| Ziel:
Die Komplexität der Signalvorgänge
in der embryonalen Musterbildung und Organogenese ist durch in
vitro Assays schwer zu erfassen. Es besteht eine zunehmende
Tendenz, die Verteilung von Signalmolekülen im ganzen fixierten
Embryo ("whole mount" in situ Hybridisierung und Immunhistologie)
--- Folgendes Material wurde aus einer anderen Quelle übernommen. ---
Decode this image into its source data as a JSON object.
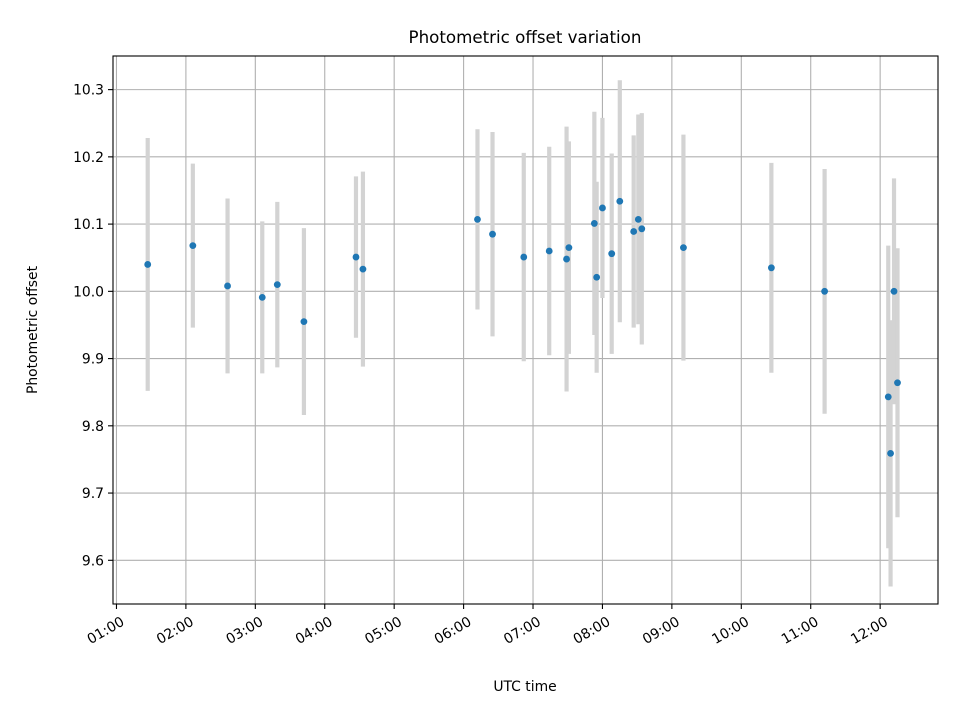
{
  "chart_data": {
    "type": "scatter",
    "title": "Photometric offset variation",
    "xlabel": "UTC time",
    "ylabel": "Photometric offset",
    "xlim": [
      "00:57",
      "12:50"
    ],
    "ylim": [
      9.535,
      10.35
    ],
    "x_ticks": [
      "01:00",
      "02:00",
      "03:00",
      "04:00",
      "05:00",
      "06:00",
      "07:00",
      "08:00",
      "09:00",
      "10:00",
      "11:00",
      "12:00"
    ],
    "y_ticks": [
      9.6,
      9.7,
      9.8,
      9.9,
      10.0,
      10.1,
      10.2,
      10.3
    ],
    "grid": true,
    "point_color": "#1f77b4",
    "errorbar_color": "#d3d3d3",
    "points": [
      {
        "x": "01:27",
        "y": 10.04,
        "err": 0.188
      },
      {
        "x": "02:06",
        "y": 10.068,
        "err": 0.122
      },
      {
        "x": "02:36",
        "y": 10.008,
        "err": 0.13
      },
      {
        "x": "03:06",
        "y": 9.991,
        "err": 0.113
      },
      {
        "x": "03:19",
        "y": 10.01,
        "err": 0.123
      },
      {
        "x": "03:42",
        "y": 9.955,
        "err": 0.139
      },
      {
        "x": "04:27",
        "y": 10.051,
        "err": 0.12
      },
      {
        "x": "04:33",
        "y": 10.033,
        "err": 0.145
      },
      {
        "x": "06:12",
        "y": 10.107,
        "err": 0.134
      },
      {
        "x": "06:25",
        "y": 10.085,
        "err": 0.152
      },
      {
        "x": "06:52",
        "y": 10.051,
        "err": 0.155
      },
      {
        "x": "07:14",
        "y": 10.06,
        "err": 0.155
      },
      {
        "x": "07:29",
        "y": 10.048,
        "err": 0.197
      },
      {
        "x": "07:31",
        "y": 10.065,
        "err": 0.158
      },
      {
        "x": "07:53",
        "y": 10.101,
        "err": 0.166
      },
      {
        "x": "07:55",
        "y": 10.021,
        "err": 0.142
      },
      {
        "x": "08:00",
        "y": 10.124,
        "err": 0.134
      },
      {
        "x": "08:08",
        "y": 10.056,
        "err": 0.149
      },
      {
        "x": "08:15",
        "y": 10.134,
        "err": 0.18
      },
      {
        "x": "08:27",
        "y": 10.089,
        "err": 0.143
      },
      {
        "x": "08:31",
        "y": 10.107,
        "err": 0.156
      },
      {
        "x": "08:34",
        "y": 10.093,
        "err": 0.172
      },
      {
        "x": "09:10",
        "y": 10.065,
        "err": 0.168
      },
      {
        "x": "10:26",
        "y": 10.035,
        "err": 0.156
      },
      {
        "x": "11:12",
        "y": 10.0,
        "err": 0.182
      },
      {
        "x": "12:07",
        "y": 9.843,
        "err": 0.225
      },
      {
        "x": "12:09",
        "y": 9.759,
        "err": 0.198
      },
      {
        "x": "12:12",
        "y": 10.0,
        "err": 0.168
      },
      {
        "x": "12:15",
        "y": 9.864,
        "err": 0.2
      }
    ]
  }
}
oder sogar den Aktivierungszustand von Komponenten von Signalkaskaden
(z.B. mittels phosphorylierungsspezifischer Antikörper) im
lebenden Objekt direkt sichtbar zu machen.
Das gilt auch für kleine Signalmoleküle. z.B. Calcium
in Pflanzen wie auch Tieren. Moderne transgene Technologien ermöglichen
die Herstellung von GFP-Fusionsproteinen oder GFP Genetraps, die
Protein oder Genexpressionsmuster direkt im lebenden Embryo sichtbar
machen. Diese Technologien leiten einen schnellen Fortschritt
in der Untersuchung von Signalmechanismen ein: Der Einfluß
auf Signalvorgänge von endogenen Signalmolekülen, chemischen
exogenen Modulatoren oder von definierten endogenen Mutanten kann
direkt am lebenden Organismus "abgelesen" werden.
Diese Techniken setzen jedoch leistungsfähige konfokale Fluoreszenzmikroskope
voraus, die mit hochsensitiven Lichtdetektoren ausgerüstet
sind. Ein aufrechtes konfokales Mikroskop steht in der Biologie
I für dieses Projekte zur Verfügung. Die Dicke der lebenden
Objekte geht jedoch meist über das optische Eindringvermögen
von konfokalen Mikroskopen hinaus (0 - 80 µm, unter optimalen
Bedingungen bis maximal 150 µm). Dagegen ist die relativ
neu entwicklte 2- und Mehrphotonentechnik in der konfokalen Laserscanmikroskopie
in der Lage, optische Abbildungen auch von dickeren Objekten (150
µm - ca. 600 µm bei sehr optisch klaren Objekten)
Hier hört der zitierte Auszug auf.